A deep dive into the leaked data of 533 million Facebook users

On April 3rd, a security expert announced the discovery of a massive data leak that affected 533 million Facebook users. But if you’re worried about your email being compromised, you probably shouldn’t be – fewer than 10% of the profiles had their addresses exposed. On the other hand, nearly 90% of the users suffered from phone number leaks. But that’s not all, and that’s why our independent research partners dug into the details to illustrate the scope of the breach.

Now, this wasn’t a fresh leak – Facebook claims that this data was gained via a vulnerability that was patched up in August 2019. Portions of this data had already appeared on sale in January 2021. But the full package only surfaced this month. 

Overall, the leak produced 2,837,793,637 data points – meaning that the hackers, on average, exposed 5 types of data per user. “It includes their phone numbers, Facebook IDs, full names, locations, birthdates, bios, and — in some cases — email addresses,” said Vytautas Kaziukonis, CEO of Surfshark when talking about the breach. 

While the big worry online is about email addresses, this is not the part that should cause the most concern as a comparatively small 4,76% of the profiles had their email addresses exposed. However, 89.01% of affected users had their phone numbers leaked

Disclaimer: The data set for Facebook’s data breach was extremely large and complex to analyze; therefore, the probability of false positives and possible discrepancies should be taken into account.
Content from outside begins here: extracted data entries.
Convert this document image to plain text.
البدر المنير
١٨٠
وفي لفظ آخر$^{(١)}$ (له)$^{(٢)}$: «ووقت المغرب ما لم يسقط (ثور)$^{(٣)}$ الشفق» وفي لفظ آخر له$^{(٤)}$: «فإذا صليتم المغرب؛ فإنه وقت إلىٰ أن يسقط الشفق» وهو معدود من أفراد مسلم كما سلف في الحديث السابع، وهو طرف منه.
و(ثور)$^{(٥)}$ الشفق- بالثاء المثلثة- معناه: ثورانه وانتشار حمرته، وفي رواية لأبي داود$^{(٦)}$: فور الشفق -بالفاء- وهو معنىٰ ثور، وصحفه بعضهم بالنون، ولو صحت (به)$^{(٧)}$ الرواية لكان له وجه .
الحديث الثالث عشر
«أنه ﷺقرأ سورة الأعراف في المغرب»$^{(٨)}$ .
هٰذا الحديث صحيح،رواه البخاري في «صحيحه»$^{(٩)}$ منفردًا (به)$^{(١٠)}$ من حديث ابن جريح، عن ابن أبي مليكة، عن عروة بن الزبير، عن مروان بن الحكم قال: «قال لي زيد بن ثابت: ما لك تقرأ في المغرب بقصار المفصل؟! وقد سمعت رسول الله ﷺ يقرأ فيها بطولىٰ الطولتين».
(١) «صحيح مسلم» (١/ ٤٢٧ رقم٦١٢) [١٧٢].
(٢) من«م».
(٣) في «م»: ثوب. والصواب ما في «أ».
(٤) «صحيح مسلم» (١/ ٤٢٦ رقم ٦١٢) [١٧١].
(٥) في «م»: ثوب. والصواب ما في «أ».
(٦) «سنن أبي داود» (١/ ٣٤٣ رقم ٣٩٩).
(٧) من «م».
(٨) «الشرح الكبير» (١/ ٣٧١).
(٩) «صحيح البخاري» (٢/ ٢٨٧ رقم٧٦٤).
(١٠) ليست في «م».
All in all, 11 types of data points were exposed, with specifics varying from user to user. Here’s a chart that breaks it all down by type. Keep in mind that we’re counting the percentage of people affected by the breach:

Leaked data to feed SMS phishing attempts

What is the biggest, most worrying implication of this data? Its usefulness for SMS phishing. Scammers looking to impersonate actual services to steal your money and data can now match the names and the phone numbers of 89.01% of people exposed in the leak. 

The data set also allows matching names and phone numbers with additional data like location (60.58%) and employer name (18.30%) that helps to both choose the targets (especially for spear-phishing attempts targeting specific companies) or to make hacking attacks more believable.
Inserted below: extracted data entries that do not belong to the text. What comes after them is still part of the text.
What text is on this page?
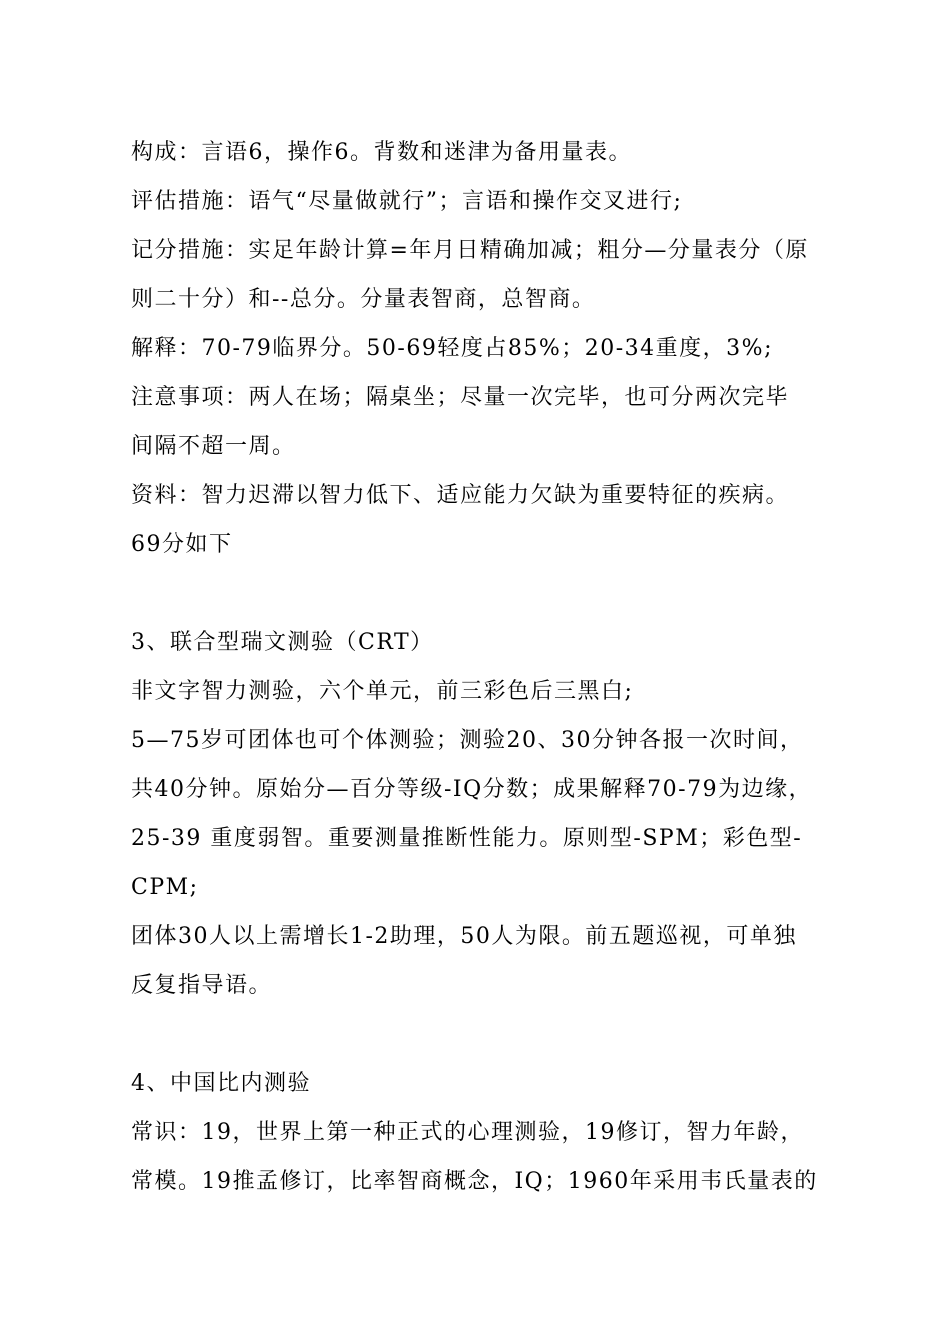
构成：言语6，操作6。背数和迷津为备用量表。
评估措施：语气“尽量做就行”；言语和操作交叉进行;
记分措施：实足年龄计算=年月日精确加减；粗分—分量表分（原
则二十分）和--总分。分量表智商，总智商。
解释：70-79临界分。50-69轻度占85%；20-34重度，3%;
注意事项：两人在场；隔桌坐；尽量一次完毕，也可分两次完毕
间隔不超一周。
资料：智力迟滞以智力低下、适应能力欠缺为重要特征的疾病。
69分如下
3、联合型瑞文测验（CRT）
非文字智力测验，六个单元，前三彩色后三黑白;
5—75岁可团体也可个体测验；测验20、30分钟各报一次时间，
共40分钟。原始分—百分等级-IQ分数；成果解释70-79为边缘，
25-39 重度弱智。重要测量推断性能力。原则型-SPM；彩色型-
CPM;
团体30人以上需增长1-2助理，50人为限。前五题巡视，可单独
反复指导语。
4、中国比内测验
常识：19，世界上第一种正式的心理测验，19修订，智力年龄，
常模。19推孟修订，比率智商概念，IQ；1960年采用韦氏量表的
Facebook users from Egypt were the most affected

Of more than 530 million compromised profiles, 32,315,291 were American. Egypt is the definite #1 victim of this hack, with the accounts of 45,183,147 Egyptian users being exposed. In general, the top 10 countries by breaches make up 50% of all the breach cases

If we wanted to compare which data point made up what percentage of data exposed by country, we can see that the types of data leaked are very similar worldwide. For example, phone numbers are always around 16-18% of all data points. Conversely, emails take up less than 1% of all data points per country. 

This is a call for users to be more cautious of phishing attempts. Whether it’s by SMS, email, or other means, always carefully check the sender, beware of any link and file attachments, look out for tell-tale grammar mistakes, and be suspicious of both the tone of urgency and offers that are too good to be true.

Why is so much information being leaked?

Data leaks are becoming more common: from mid 2020 to mid 2021, 1 billion people worldwide were affected by information breaches. These numbers are especially concerning since the hazards come from large corporations and social media sites.

This means that people have essentially no control over the security of their data, and can’t use privacy tools like VPNs to protect themselves. Most often, these companies won’t provide their services to you unless you give them your real information. 

It’s easy to tell someone to “not use such services.” But in a lot of cases, our social (social media, chatting platforms) and physical (healthcare, insurance) well-being depend on it.

Essentially, the problem boils down to people not having actual control over their privacy. Data is being collected at every corner, but is not being adequately protected.